Abe Briloff, an accountant who saw through the games
A nice piece in the New York Times by Floyd Norris reflected on the life of his friend Abraham Briloff. Briloff, who died on December 12 at the age of ninety-six, was an accountant and accounting professor whose “trenchant and sometimes scathing analyses of corporate financial records often sent investors scurrying to dump their stocks,” according to the New York Times obituary for Briloff.
Norris, who in the 1980s edited articles that Briloff wrote for Barron’s, said Briloff “cared deeply about, and was outraged by, the games accountants play.”
“When a Briloff piece was published in Barron’s, the immediate reaction from the company criticized was almost always to angrily protest that their accounting was completely proper and consistent with Generally Accepted Accounting Principles,” Norris wrote. “That response puzzled me, because the articles seldom alleged otherwise. Instead, they pointed out how the rules allowed misleading reports, and how the company in question had produced such.”
Big Idea 2014: the shift change in accounting
Tom Hood, executive director and CEO of the Maryland Association of CPAs (MACPA), wrote an article on LinkedIn about the shift change that is taking place within the accounting industry, liking it to the shift changes he witnessed as a security guard while in college at the Bethlehem Steel shipyard in the Locust Point neighborhood of Baltimore.
“Day in and day out I witnessed this shift change,” Hood wrote. “The fascinating thing was that the workers came on and pretty much picked up the work that the prior worker was doing with the same skills as the prior shift. Welders picked up right where their fellow welders left off.
“Can you hear the shift change whistle? Because today the whistle is blowing for the accounting profession,” he continued. “The shift change is the transfer of the retiring baby boomers to the next generation of leaders that will be taking the helm in the next few years. Except this time it is not the same as the shipyard. This time the incoming shift will require a new set of skills and tools to continue the work of the prior shift. This time it’s different.”

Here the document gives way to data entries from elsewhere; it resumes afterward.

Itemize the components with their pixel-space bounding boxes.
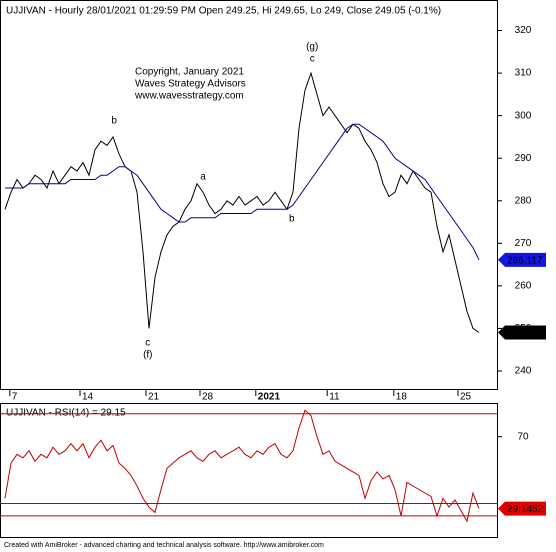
x-tick-label: 21 xyxy=(148,392,160,403)
y-tick-label: 240 xyxy=(515,366,532,377)
wave-label: a xyxy=(200,172,206,183)
footer: Created with AmiBroker - advanced charti… xyxy=(4,542,324,549)
rsi-title: UJJIVAN - RSI(14) = 29.15 xyxy=(6,408,126,419)
y-tick-label: 280 xyxy=(515,195,532,206)
last-value-box xyxy=(498,325,546,340)
y-tick-label: 260 xyxy=(515,281,532,292)
wave-label: b xyxy=(289,213,295,224)
chart-title: UJJIVAN - Hourly 28/01/2021 01:29:59 PM … xyxy=(6,6,441,17)
wave-label: (g) xyxy=(306,41,318,52)
rsi-panel xyxy=(0,403,498,538)
x-tick-label: 28 xyxy=(202,392,214,403)
x-tick-label: 11 xyxy=(329,392,340,403)
series-line xyxy=(4,71,480,333)
y-tick-label: 70 xyxy=(517,431,529,442)
y-tick-label: 290 xyxy=(515,153,532,164)
wave-label: (f) xyxy=(143,349,152,360)
note: Waves Strategy Advisors xyxy=(135,79,246,90)
series-line xyxy=(5,123,480,261)
x-tick-label: 14 xyxy=(82,392,94,403)
note: www.wavesstrategy.com xyxy=(134,91,244,102)
wave-label: c xyxy=(145,338,150,349)
price-panel xyxy=(0,0,498,390)
last-value-label: 29.1452 xyxy=(507,504,544,515)
x-tick-label: 7 xyxy=(12,392,18,403)
note: Copyright, January 2021 xyxy=(135,67,244,78)
x-tick-label: 25 xyxy=(460,392,472,403)
y-tick-label: 300 xyxy=(515,110,532,121)
y-tick-label: 310 xyxy=(515,68,532,79)
wave-label: c xyxy=(310,53,315,64)
last-value-box xyxy=(498,501,546,516)
wave-label: b xyxy=(111,115,117,126)
y-tick-label: 320 xyxy=(515,25,532,36)
last-value-box xyxy=(498,252,546,267)
last-value-label: 266.117 xyxy=(507,255,543,266)
series-line xyxy=(4,409,480,523)
last-value-label: 249.05 xyxy=(507,328,538,339)
y-tick-label: 270 xyxy=(515,238,532,249)
x-tick-label: 2021 xyxy=(258,392,281,403)
x-tick-label: 18 xyxy=(396,392,408,403)
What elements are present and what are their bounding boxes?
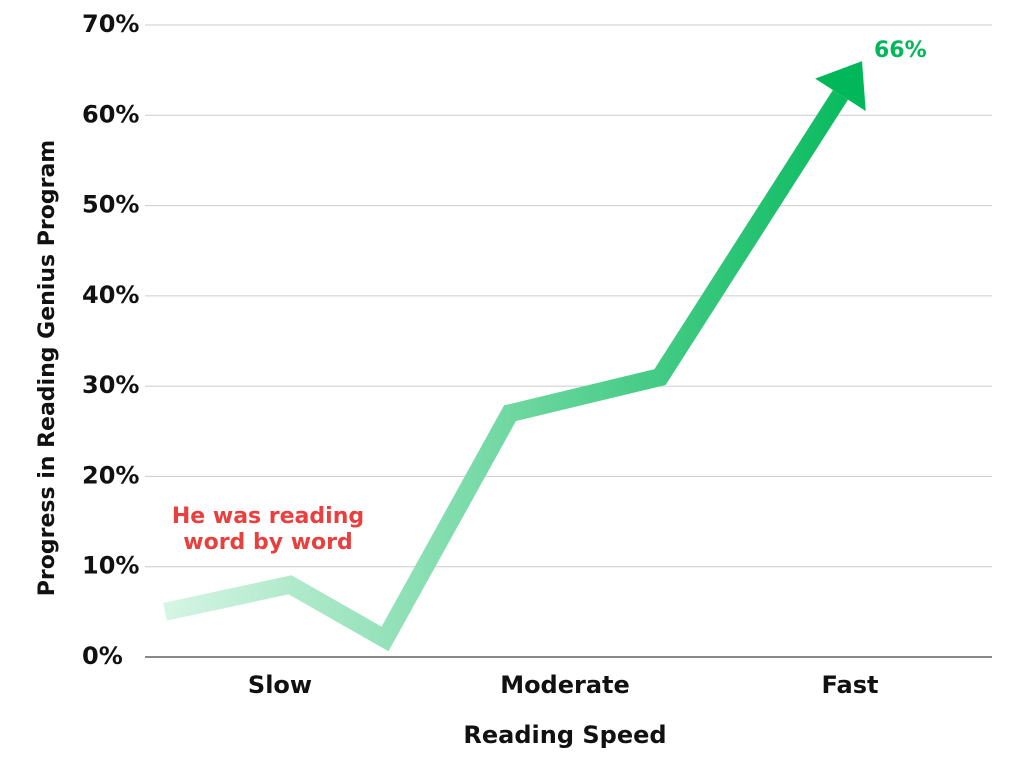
y-tick-label: 70% [82, 10, 139, 38]
x-tick-label: Moderate [500, 671, 630, 699]
x-tick-label: Slow [248, 671, 312, 699]
y-tick-label: 60% [82, 100, 139, 128]
data-line [163, 89, 849, 652]
x-tick-label: Fast [822, 671, 879, 699]
y-tick-label: 30% [82, 371, 139, 399]
value-label: 66% [874, 38, 927, 63]
arrow-head [815, 61, 866, 111]
y-axis-title: Progress in Reading Genius Program [35, 140, 60, 596]
y-tick-label: 10% [82, 552, 139, 580]
y-tick-label: 0% [82, 642, 123, 670]
y-tick-label: 20% [82, 461, 139, 489]
annotation: He was reading word by word [172, 504, 364, 555]
y-tick-label: 50% [82, 191, 139, 219]
x-axis-title: Reading Speed [463, 721, 666, 749]
y-tick-label: 40% [82, 281, 139, 309]
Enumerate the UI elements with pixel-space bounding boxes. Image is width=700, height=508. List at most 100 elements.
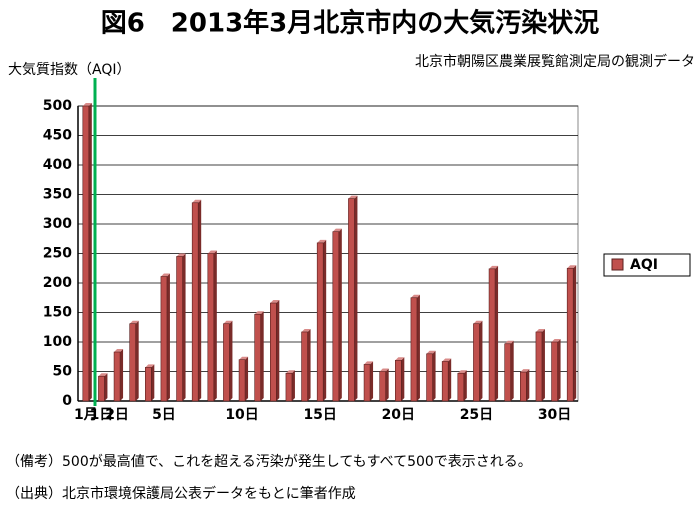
bar-side (307, 328, 311, 401)
x-tick-label: 30日 (538, 407, 571, 423)
bar-top (82, 103, 92, 106)
bar (441, 361, 449, 402)
bar-side (354, 195, 358, 401)
bar-top (129, 320, 139, 324)
legend-swatch (611, 258, 624, 271)
x-tick-label: 25日 (460, 407, 493, 423)
bar (348, 198, 355, 402)
bar (395, 359, 402, 402)
bar-side (401, 357, 405, 401)
bar (457, 372, 465, 402)
bar (426, 353, 433, 402)
bar-top (176, 253, 186, 257)
bar (504, 343, 511, 402)
bar-top (160, 273, 170, 277)
bar-top (489, 265, 499, 269)
bar-top (473, 320, 483, 324)
note: （備考）500が最高値で、これを超える汚染が発生してもすべて500で表示される。 (6, 453, 532, 470)
bar-side (385, 368, 389, 401)
chart-title: 図6 2013年3月北京市内の大気汚染状況 (101, 8, 600, 39)
bar (82, 105, 90, 402)
bar-top (442, 358, 452, 362)
bar-top (145, 364, 155, 368)
y-tick-label: 150 (43, 305, 72, 321)
bar-side (573, 265, 577, 401)
bar-side (198, 199, 202, 401)
bar-side (260, 311, 264, 401)
bar (410, 297, 418, 402)
bar-side (526, 369, 530, 401)
bar (191, 202, 199, 402)
bar-top (192, 199, 202, 203)
y-tick-label: 450 (43, 128, 72, 144)
bar-side (495, 265, 499, 401)
bar (379, 371, 386, 402)
subtitle: 北京市朝陽区農業展覧館測定局の観測データ (415, 53, 695, 70)
bar-top (504, 340, 514, 344)
x-tick-label: 2日 (105, 407, 129, 423)
bar-top (254, 311, 264, 315)
bar-side (338, 228, 342, 401)
bar (520, 371, 527, 402)
bar-side (245, 356, 249, 401)
bar (363, 364, 371, 402)
bar-top (348, 195, 358, 199)
bar-side (182, 253, 186, 401)
bar (129, 323, 136, 402)
y-tick-label: 200 (43, 275, 72, 291)
bar-top (457, 370, 467, 374)
bar-top (551, 339, 561, 342)
bar (285, 372, 293, 402)
legend-label: AQI (630, 257, 658, 273)
bar-top (520, 369, 530, 373)
bar (488, 268, 496, 402)
bar-side (432, 350, 436, 401)
bar-side (291, 370, 295, 401)
bar-top (207, 250, 217, 254)
bar-top (239, 356, 249, 360)
bar (535, 331, 543, 402)
y-tick-label: 250 (43, 246, 72, 262)
bar-side (213, 250, 217, 401)
bar-side (323, 239, 327, 401)
x-tick-label: 10日 (225, 407, 258, 423)
bar (301, 331, 308, 402)
bar (207, 253, 215, 402)
bar-side (135, 320, 139, 401)
x-tick-label: 1月 (74, 407, 98, 423)
y-tick-label: 400 (43, 157, 72, 173)
bar (270, 302, 277, 402)
bar-top (114, 349, 124, 353)
bar (223, 323, 230, 402)
bar-top (567, 265, 577, 269)
y-tick-label: 300 (43, 216, 72, 232)
bar (551, 341, 558, 402)
bar-top (426, 350, 436, 354)
bar-top (317, 239, 327, 243)
bar (98, 375, 105, 402)
y-tick-label: 500 (43, 98, 72, 114)
y-tick-label: 0 (62, 393, 72, 409)
y-tick-label: 350 (43, 187, 72, 203)
x-tick-label: 15日 (303, 407, 336, 423)
bar-side (88, 103, 92, 401)
bar-side (463, 370, 467, 401)
bar-side (541, 328, 545, 401)
bar (316, 242, 324, 402)
bar-side (276, 300, 280, 401)
bar (176, 256, 183, 402)
bar (113, 351, 121, 402)
x-tick-label: 1日 (90, 407, 114, 423)
bar-top (535, 328, 545, 332)
bar-side (229, 320, 233, 401)
y-tick-label: 50 (53, 364, 73, 380)
bar-side (166, 273, 170, 401)
y-axis-label: 大気質指数（AQI） (8, 62, 130, 78)
bar-side (120, 349, 124, 401)
bar-top (285, 370, 295, 374)
bar-side (557, 339, 561, 401)
y-tick-label: 100 (43, 334, 72, 350)
bar (254, 313, 261, 402)
bar-side (104, 373, 108, 401)
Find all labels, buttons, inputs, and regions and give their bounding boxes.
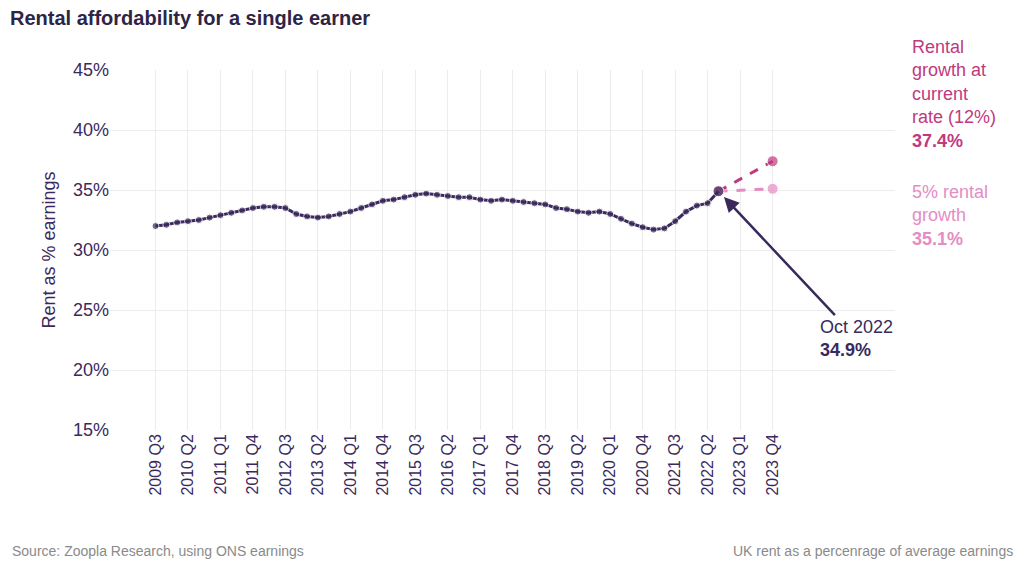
- svg-text:2011 Q1: 2011 Q1: [212, 434, 229, 494]
- svg-text:2020 Q4: 2020 Q4: [634, 434, 651, 495]
- svg-text:2023 Q1: 2023 Q1: [731, 434, 748, 495]
- svg-text:Oct 202234.9%: Oct 202234.9%: [820, 317, 893, 360]
- svg-text:2014 Q1: 2014 Q1: [342, 434, 359, 495]
- svg-text:2021 Q3: 2021 Q3: [666, 434, 683, 495]
- svg-text:30%: 30%: [73, 240, 109, 260]
- svg-text:2017 Q4: 2017 Q4: [504, 434, 521, 495]
- svg-text:2015 Q3: 2015 Q3: [407, 434, 424, 495]
- svg-text:5% rentalgrowth35.1%: 5% rentalgrowth35.1%: [912, 182, 988, 249]
- svg-text:Source: Zoopla Research, using: Source: Zoopla Research, using ONS earni…: [12, 543, 304, 559]
- svg-text:2022 Q2: 2022 Q2: [699, 434, 716, 495]
- svg-text:2013 Q2: 2013 Q2: [309, 434, 326, 495]
- svg-text:2020 Q1: 2020 Q1: [601, 434, 618, 495]
- svg-text:20%: 20%: [73, 360, 109, 380]
- svg-text:2009 Q3: 2009 Q3: [147, 434, 164, 495]
- svg-text:35%: 35%: [73, 180, 109, 200]
- svg-text:2016 Q2: 2016 Q2: [439, 434, 456, 495]
- svg-text:2012 Q3: 2012 Q3: [277, 434, 294, 495]
- svg-text:2019 Q2: 2019 Q2: [569, 434, 586, 495]
- svg-text:25%: 25%: [73, 300, 109, 320]
- svg-text:15%: 15%: [73, 420, 109, 440]
- svg-text:UK rent as a percenrage of ave: UK rent as a percenrage of average earni…: [733, 543, 1013, 559]
- svg-text:2011 Q4: 2011 Q4: [244, 434, 261, 494]
- svg-text:2010 Q2: 2010 Q2: [179, 434, 196, 495]
- svg-text:40%: 40%: [73, 120, 109, 140]
- svg-text:Rentalgrowth atcurrentrate (12: Rentalgrowth atcurrentrate (12%)37.4%: [912, 37, 996, 151]
- svg-text:Rental affordability for a sin: Rental affordability for a single earner: [10, 7, 370, 29]
- svg-text:2014 Q4: 2014 Q4: [374, 434, 391, 495]
- svg-text:2018 Q3: 2018 Q3: [536, 434, 553, 495]
- svg-text:45%: 45%: [73, 60, 109, 80]
- svg-text:Rent as % earnings: Rent as % earnings: [39, 171, 59, 328]
- svg-text:2023 Q4: 2023 Q4: [764, 434, 781, 495]
- svg-text:2017 Q1: 2017 Q1: [472, 434, 489, 495]
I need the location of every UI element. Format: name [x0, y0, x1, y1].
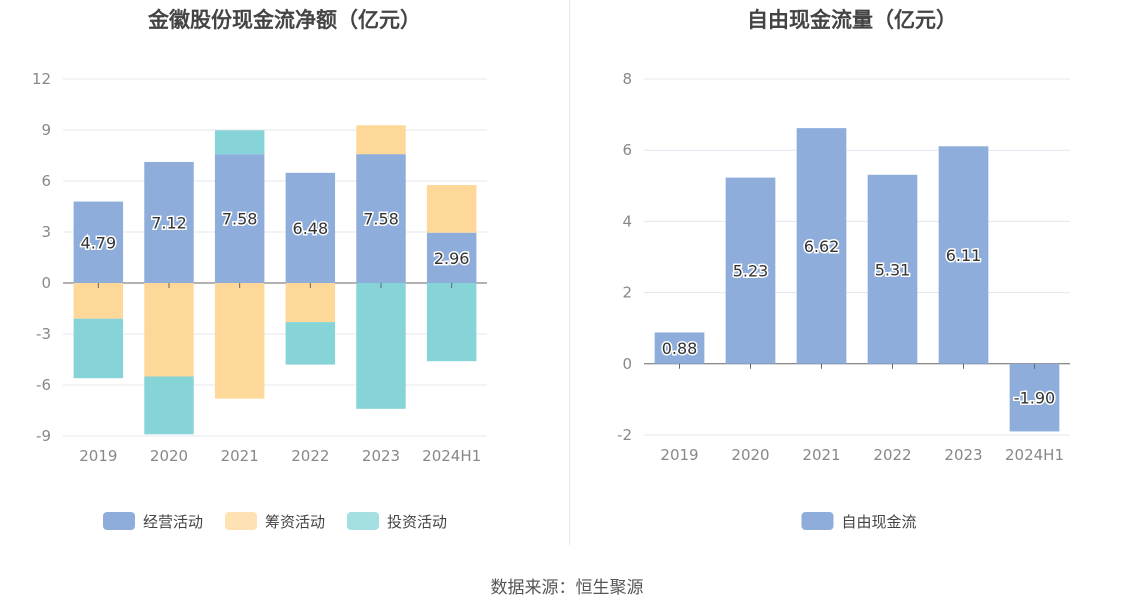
data-source-note: 数据来源：恒生聚源	[490, 578, 644, 598]
bar-3-2	[144, 376, 194, 435]
free-cash-flow-chart-panel: 自由现金流量（亿元） 8 6 4 2 0 -2 0.88 2019 5.23 2020 6.62 20…	[570, 0, 1134, 545]
data-label: 7.58	[222, 210, 258, 229]
x-tick-label: 2019	[660, 446, 698, 464]
bar-1-1	[73, 201, 124, 283]
legend-swatch-1	[103, 512, 135, 530]
y-tick-label: -3	[36, 325, 51, 343]
bar-1-2	[144, 161, 194, 283]
bar-3-4	[285, 322, 336, 365]
x-tick-label: 2021	[802, 446, 840, 464]
bar-3-3	[214, 130, 265, 155]
legend-swatch-2	[225, 512, 257, 530]
panel-divider	[569, 0, 570, 545]
y-tick-label: 2	[622, 284, 632, 302]
bar-2-1	[73, 283, 124, 319]
bar-1-1	[654, 332, 705, 364]
right-chart-title: 自由现金流量（亿元）	[747, 8, 957, 32]
bar-2-6	[426, 185, 477, 233]
bar-1-4	[867, 174, 918, 364]
x-tick-label: 2020	[150, 447, 188, 465]
x-tick-label: 2021	[221, 447, 259, 465]
bar-1-6	[1009, 363, 1060, 432]
data-label: 4.79	[81, 233, 117, 252]
y-tick-label: 4	[622, 212, 632, 230]
bar-1-4	[285, 172, 336, 283]
bar-2-5	[356, 125, 406, 155]
y-tick-label: 6	[622, 141, 632, 159]
data-label: 5.31	[875, 260, 911, 279]
left-chart-svg: 12 9 6 3 0 -3 -6 -9 4.79 2019 7.12 2020 7.58 2021 6.48…	[32, 70, 487, 531]
bar-1-2	[725, 177, 776, 364]
bar-1-5	[938, 146, 989, 364]
x-tick-label: 2022	[291, 447, 329, 465]
x-tick-label: 2020	[731, 446, 769, 464]
cash-flow-chart-panel: 金徽股份现金流净额（亿元） 12 9 6 3 0 -3 -6 -9 4.79 2019 7.12 20…	[0, 0, 569, 545]
x-tick-label: 2024H1	[1005, 446, 1064, 464]
left-chart-title: 金徽股份现金流净额（亿元）	[148, 8, 421, 32]
data-label: 2.96	[434, 249, 470, 268]
y-tick-label: 9	[41, 121, 51, 139]
bar-1-3	[796, 128, 847, 364]
data-label: 6.48	[293, 219, 329, 238]
bar-2-3	[214, 283, 265, 399]
y-tick-label: -2	[617, 426, 632, 444]
y-tick-label: 6	[41, 172, 51, 190]
x-tick-label: 2023	[362, 447, 400, 465]
right-chart-svg: 8 6 4 2 0 -2 0.88 2019 5.23 2020 6.62 2021 5.31 2022 6…	[617, 70, 1070, 531]
data-label: -1.90	[1014, 389, 1055, 408]
x-tick-label: 2019	[79, 447, 117, 465]
bar-1-6	[426, 232, 477, 283]
bar-3-5	[356, 283, 406, 409]
data-label: 7.12	[151, 213, 187, 232]
legend-swatch-3	[347, 512, 379, 530]
legend-label-1: 自由现金流	[842, 513, 917, 531]
data-label: 7.58	[363, 210, 399, 229]
y-tick-label: -9	[36, 427, 51, 445]
x-tick-label: 2023	[944, 446, 982, 464]
legend-label-1: 经营活动	[143, 513, 203, 531]
bar-2-2	[144, 283, 194, 377]
data-label: 6.11	[946, 246, 982, 265]
bar-3-6	[426, 283, 477, 362]
legend-swatch-1	[801, 512, 834, 530]
bar-3-1	[73, 318, 124, 379]
y-tick-label: 0	[622, 355, 632, 373]
y-tick-label: 12	[32, 70, 51, 88]
legend-label-2: 筹资活动	[265, 513, 325, 531]
bar-2-4	[285, 283, 336, 323]
data-label: 0.88	[662, 339, 698, 358]
y-tick-label: 0	[41, 274, 51, 292]
y-tick-label: 3	[41, 223, 51, 241]
data-label: 6.62	[804, 237, 840, 256]
bar-1-3	[214, 154, 265, 283]
y-tick-label: 8	[622, 70, 632, 88]
bar-1-5	[356, 154, 406, 283]
legend-label-3: 投资活动	[387, 513, 447, 531]
y-tick-label: -6	[36, 376, 51, 394]
data-label: 5.23	[733, 262, 769, 281]
x-tick-label: 2024H1	[422, 447, 481, 465]
x-tick-label: 2022	[873, 446, 911, 464]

Five accounting red flags the SEC is watching
Emily Chasan of the Wall Street Journal wrote on December 12 about which red flags the new US Securities and Exchange Commission (SEC) Financial Reporting and Audit Task Force are focusing on to catch the next big accounting fraud faster.
Robust auditor reports lure investors: PCAOB audit chief
Martin Baumann, the chief auditor of the Public Company Accounting Oversight Board (PCAOB), said adding additional information to the auditor’s report, which the PCAOB is proposing, could attract capital markets investment.
“Yet by and large, the attitude of financial preparers toward adding more information to the auditor’s report has been that ‘we should be talking about the financial statements and auditors should simply say whether they are presented fairly or not,’” Baumann said during an auditing conference held recently by the Zicklin School of Business and Baruch College, as reported by CFO.com.